Building a successful business from scratch in Calgary during challenging times? It’s no sweat for sisters-in-law Pippa and Neige Blair, creators of natural deodorants.

Their company, Routine, is the 2019 ATB Small Business Calgary Award winner and they’ve expanded their line of natural oils and cream deodorants throughout Canada, the United States and are now selling world-wide.

Routine got its start as a pop-up business at Calgary’s Market Collective eight years ago. Despite the economy’s twists and changes, the business partners are showing no signs of slowing down.

And they have zero interest in moving outside of Calgary to manage their company’s fast-paced growth.

“It’s snowballing and it’s a supportive community,” said Neige. “Why wouldn’t we stay in Calgary? Why not here and why not create jobs in your community? There’s no reason not to. We have everything we need here; we have all the resources.”

The partners say they’re content to continue growing their family-based business from their hometown.

“Calgary is an incredibly self-sufficient city,” said Pippa. Everything you need you can get locally. You don’t need to go to Toronto or Vancouver for suppliers. There are incredible businesses that are here and because they’re hungry for business during a hurting economy, they will make things happen for you.”

To help with our city’s economic recovery, The City of Calgary is focusing on revitalizing its downtown and streamlining permitting processes to reduce barriers to success for business owners. One of the most notable changes is coming to The City of Calgary’s business licensing system in January 2020. Business licence fees will be reduced by 10 per cent and fees for moving businesses will be removed. These and more changes will save the business community up to $1 million a year, says The City’s Business and Local Economy leader Sonya Sharp.

“Having previously owned my own businesses, I can relate to what entrepreneurs experience. At the end of the day, business owners are taking great personal and financial risks, in the hopes it all works out,” said Sharp. “Routine is an example of a small business using the strategic advantages Calgary offers and is flourishing in this new economy. They are a great example of why Calgary is the best place to start and grow a business.”

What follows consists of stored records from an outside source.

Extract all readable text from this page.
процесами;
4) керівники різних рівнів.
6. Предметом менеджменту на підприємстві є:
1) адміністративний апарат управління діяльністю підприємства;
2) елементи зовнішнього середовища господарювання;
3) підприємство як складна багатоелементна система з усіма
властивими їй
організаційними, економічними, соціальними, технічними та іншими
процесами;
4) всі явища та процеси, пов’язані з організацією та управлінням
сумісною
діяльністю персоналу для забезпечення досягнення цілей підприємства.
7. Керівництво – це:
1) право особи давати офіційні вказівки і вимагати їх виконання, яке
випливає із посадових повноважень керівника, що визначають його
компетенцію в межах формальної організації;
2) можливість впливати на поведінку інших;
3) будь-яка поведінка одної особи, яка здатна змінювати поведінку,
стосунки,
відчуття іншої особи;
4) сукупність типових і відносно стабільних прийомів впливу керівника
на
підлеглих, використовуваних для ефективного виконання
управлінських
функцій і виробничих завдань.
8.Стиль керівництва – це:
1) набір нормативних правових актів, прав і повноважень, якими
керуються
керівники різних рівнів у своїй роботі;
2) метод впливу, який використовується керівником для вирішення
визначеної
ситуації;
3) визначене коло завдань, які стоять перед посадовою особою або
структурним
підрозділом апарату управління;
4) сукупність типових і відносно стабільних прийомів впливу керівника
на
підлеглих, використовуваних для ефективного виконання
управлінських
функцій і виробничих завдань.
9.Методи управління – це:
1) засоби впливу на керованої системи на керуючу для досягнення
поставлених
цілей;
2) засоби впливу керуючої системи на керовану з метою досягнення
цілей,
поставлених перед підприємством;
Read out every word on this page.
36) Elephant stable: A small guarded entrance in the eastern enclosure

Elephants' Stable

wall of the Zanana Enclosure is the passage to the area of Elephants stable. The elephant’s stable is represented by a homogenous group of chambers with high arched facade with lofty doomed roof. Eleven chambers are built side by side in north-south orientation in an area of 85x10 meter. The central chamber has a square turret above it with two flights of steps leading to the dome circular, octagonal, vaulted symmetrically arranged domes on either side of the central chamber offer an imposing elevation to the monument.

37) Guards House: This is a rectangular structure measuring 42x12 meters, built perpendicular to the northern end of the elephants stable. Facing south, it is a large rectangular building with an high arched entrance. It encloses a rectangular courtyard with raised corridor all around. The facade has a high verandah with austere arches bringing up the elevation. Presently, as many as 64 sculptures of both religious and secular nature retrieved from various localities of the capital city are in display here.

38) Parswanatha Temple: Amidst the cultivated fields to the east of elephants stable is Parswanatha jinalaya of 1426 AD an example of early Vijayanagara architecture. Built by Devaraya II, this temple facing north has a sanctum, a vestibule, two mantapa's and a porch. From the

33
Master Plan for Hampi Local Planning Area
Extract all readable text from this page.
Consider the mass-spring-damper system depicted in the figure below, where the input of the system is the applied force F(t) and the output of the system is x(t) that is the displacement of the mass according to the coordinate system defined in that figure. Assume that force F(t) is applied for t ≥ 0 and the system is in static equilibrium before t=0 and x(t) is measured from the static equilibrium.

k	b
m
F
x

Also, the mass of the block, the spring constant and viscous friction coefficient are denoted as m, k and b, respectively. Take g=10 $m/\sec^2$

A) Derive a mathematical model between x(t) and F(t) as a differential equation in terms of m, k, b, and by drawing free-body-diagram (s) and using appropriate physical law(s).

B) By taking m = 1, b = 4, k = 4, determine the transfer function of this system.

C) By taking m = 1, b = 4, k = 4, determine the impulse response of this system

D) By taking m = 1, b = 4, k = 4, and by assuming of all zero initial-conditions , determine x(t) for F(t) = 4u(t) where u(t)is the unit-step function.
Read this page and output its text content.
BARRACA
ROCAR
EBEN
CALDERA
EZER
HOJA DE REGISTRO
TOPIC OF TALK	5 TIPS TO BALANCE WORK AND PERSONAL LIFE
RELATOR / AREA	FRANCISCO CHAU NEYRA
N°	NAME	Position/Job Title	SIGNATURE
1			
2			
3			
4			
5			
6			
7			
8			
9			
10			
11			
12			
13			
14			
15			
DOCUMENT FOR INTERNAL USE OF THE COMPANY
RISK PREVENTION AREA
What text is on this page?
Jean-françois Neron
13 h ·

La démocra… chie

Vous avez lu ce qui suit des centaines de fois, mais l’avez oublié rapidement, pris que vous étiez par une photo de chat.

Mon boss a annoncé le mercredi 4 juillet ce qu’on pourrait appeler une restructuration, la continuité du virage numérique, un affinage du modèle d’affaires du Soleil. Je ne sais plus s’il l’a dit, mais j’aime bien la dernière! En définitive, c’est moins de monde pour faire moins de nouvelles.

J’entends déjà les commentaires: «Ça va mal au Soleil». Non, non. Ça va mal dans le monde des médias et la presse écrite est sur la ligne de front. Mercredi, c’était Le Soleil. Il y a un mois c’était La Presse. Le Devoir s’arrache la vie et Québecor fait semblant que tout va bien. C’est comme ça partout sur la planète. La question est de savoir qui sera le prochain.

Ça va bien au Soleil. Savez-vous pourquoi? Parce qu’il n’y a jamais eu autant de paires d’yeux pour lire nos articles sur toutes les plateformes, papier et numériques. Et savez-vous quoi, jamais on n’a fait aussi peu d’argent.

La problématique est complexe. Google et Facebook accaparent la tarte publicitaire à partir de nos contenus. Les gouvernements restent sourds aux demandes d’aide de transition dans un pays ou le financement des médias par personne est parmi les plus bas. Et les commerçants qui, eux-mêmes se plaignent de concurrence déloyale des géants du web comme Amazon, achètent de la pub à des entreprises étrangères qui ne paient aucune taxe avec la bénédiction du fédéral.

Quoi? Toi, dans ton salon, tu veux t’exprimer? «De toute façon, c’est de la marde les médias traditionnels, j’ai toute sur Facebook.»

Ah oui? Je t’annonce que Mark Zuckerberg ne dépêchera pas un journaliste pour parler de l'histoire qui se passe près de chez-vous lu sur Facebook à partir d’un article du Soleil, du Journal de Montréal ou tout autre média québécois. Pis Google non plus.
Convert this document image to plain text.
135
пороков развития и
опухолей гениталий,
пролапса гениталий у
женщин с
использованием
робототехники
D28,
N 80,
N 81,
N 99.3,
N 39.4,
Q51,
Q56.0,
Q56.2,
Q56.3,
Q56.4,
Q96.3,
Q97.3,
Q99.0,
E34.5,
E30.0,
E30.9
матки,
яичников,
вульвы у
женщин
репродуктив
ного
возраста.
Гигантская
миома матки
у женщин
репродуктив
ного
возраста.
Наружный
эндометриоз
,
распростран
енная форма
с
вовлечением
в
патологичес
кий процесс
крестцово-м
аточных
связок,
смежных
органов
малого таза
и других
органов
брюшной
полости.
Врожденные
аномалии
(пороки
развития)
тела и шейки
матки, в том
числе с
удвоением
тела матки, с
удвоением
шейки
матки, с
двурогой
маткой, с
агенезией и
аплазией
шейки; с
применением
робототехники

While the face of oil and gas industry is definitely changing, entrepreneurs like the Blairs say it’s a good time to do business in Calgary.

“There’s a whole other community that is thinking outside the box after the downturn,” said Neige. “It doesn’t all have to be one thing. You don’t need to put all your eggs in one basket.

Diversifying is key, she said. “If you have a good you create here you can sell it in other communities, too. There’s always going to be economic downturns in all different pockets. If you can diversify, the ones who aren’t going through a downturn will lift you up.”

And that’s exactly what’s happening for Routine, which is expanding at a rapid pace.

“Calgary is an incredible city to start your product because people jump in and support it,” said Pippa. “Look what happened to us, we literally got into our first 100 stores in Calgary because people said, ‘I want this product I want to buy it so you need to carry it.’ The sheer amount of people who purchase our product and support us… it just makes sense for us to be here.”

Neige agrees Calgary is a great city for entrepreneurs.

“People here are hungry for different, for new. We’re the wild west – you can basically do whatever you want in Calgary. I feel like Calgary’s growing in such a positive direction in this community.”

Real estate prices, coworking office spaces, reasonable rent and vacancies are making it easier for new businesses to get started.

“There’s a good community to support you here,” said Neige. “You can start small and grow. You can test the waters and see how it works.”

The pair say those interested in launching a product they believe in need to take a chance and everything will follow.

“The hardest part for people is committing to that action,” said Pippa. “But do it. If you have a great product, people in Calgary will buy it and your company will grow.”